Cort Bucher and Derek Pippin were among the forefront of introducing matcha to the United States when they launched Jade Monk in 2012, selling the ingredient in its traditional powdered form. Upon the brand’s launch, the Austin-based duo spent a great deal of their time educating consumers on what matcha was and the health benefits of drinking it – a single cup of matcha boasts the amount of antioxidants than can be found in ten cups of green tea. But towards the end of 2013, Bucher and Pippin began to notice a change in the market.
“Slowly, more and more people we were talking to had heard about matcha,” says Pippin; getting it into an RTD format seemed the next step.

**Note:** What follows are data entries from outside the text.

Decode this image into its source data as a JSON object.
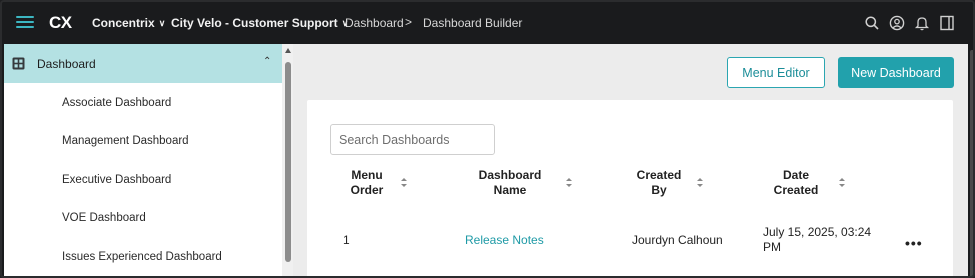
{
  "topbar": {
    "logo": "CX",
    "org_label": "Concentrix",
    "project_label": "City Velo - Customer Support",
    "breadcrumb": [
      "Dashboard",
      "Dashboard Builder"
    ],
    "breadcrumb_sep": ">",
    "icons": [
      "search-icon",
      "user-icon",
      "bell-icon",
      "panel-icon"
    ]
  },
  "sidebar": {
    "section_label": "Dashboard",
    "items": [
      {
        "label": "Associate Dashboard"
      },
      {
        "label": "Management Dashboard"
      },
      {
        "label": "Executive Dashboard"
      },
      {
        "label": "VOE Dashboard"
      },
      {
        "label": "Issues Experienced Dashboard"
      }
    ]
  },
  "actions": {
    "menu_editor": "Menu Editor",
    "new_dashboard": "New Dashboard"
  },
  "search": {
    "placeholder": "Search Dashboards",
    "value": ""
  },
  "table": {
    "columns": [
      {
        "label_line1": "Menu",
        "label_line2": "Order"
      },
      {
        "label_line1": "Dashboard",
        "label_line2": "Name"
      },
      {
        "label_line1": "Created",
        "label_line2": "By"
      },
      {
        "label_line1": "Date",
        "label_line2": "Created"
      }
    ],
    "rows": [
      {
        "menu_order": "1",
        "name": "Release Notes",
        "created_by": "Jourdyn Calhoun",
        "date_created": "July 15, 2025, 03:24 PM",
        "more": "•••"
      }
    ]
  },
  "colors": {
    "accent": "#22a1ac",
    "sidebar_active": "#b4e1e3",
    "topbar_bg": "#1a1b1d"
  }
}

Mostly, people had heard about it by way of celebrities like Dr. Oz and Cameron Diaz who gushed about matcha and its healthy properties in an episode of The Dr. Oz Show. From there, cosigns from tastemakers and trendsetters accelerated the beverage’s popularity on the coasts in cities like New York and Los Angeles. The rise of brick and mortar stores offering a matcha cafe experience, like Brooklyn’s MatchaBar, garnered it even more attention. In March, ABC News took a visit to MatchaBar, which reportedly sees lines of patrons out the door on weekends.

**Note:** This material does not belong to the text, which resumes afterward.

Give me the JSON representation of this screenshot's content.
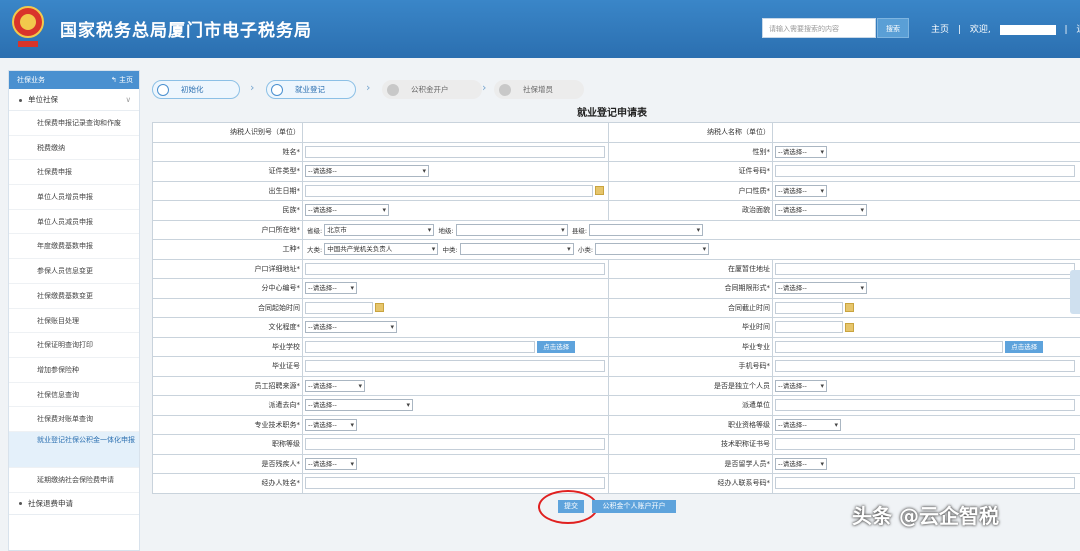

Adam Hertel, vice president of grocery and natural Sales for tea company ITO EN North America credits today’s matcha craze for providing innovation within the tea category, galvanizing existing tea drinkers but also bringing new users into the fold.
“[Existing tea drinkers] are excited to see this burst of innovation, says Hertel. “Then you also have new people that are coming in because matcha is associated with this clean energy movement and people have an awareness that it’s healthy.”
But for matcha to truly go mainstream it will likely require more than the visibility that its current media hype cycle is providing. To make the entry into the product more accessible, brands like Jade Monk, ITO EN, Vivid Drinks, Motto, and Tea Pigs ushered in matcha in a flavored, ready-to-drink bottled format, allowing users to take part in the matcha experience on-the-go and also bypass the barrier of an expensive entry point of buying a $30 tin of powdered matcha.
“Getting the consumer to buy a tin of matcha, a whisk, and a bowl is a lot of hardware,” says Tea Pigs’ US General Manager Matthew Wood. “So for this to be a long term permanent trend, the idea is to get matcha in front of more people and find new ways to make it approachable.”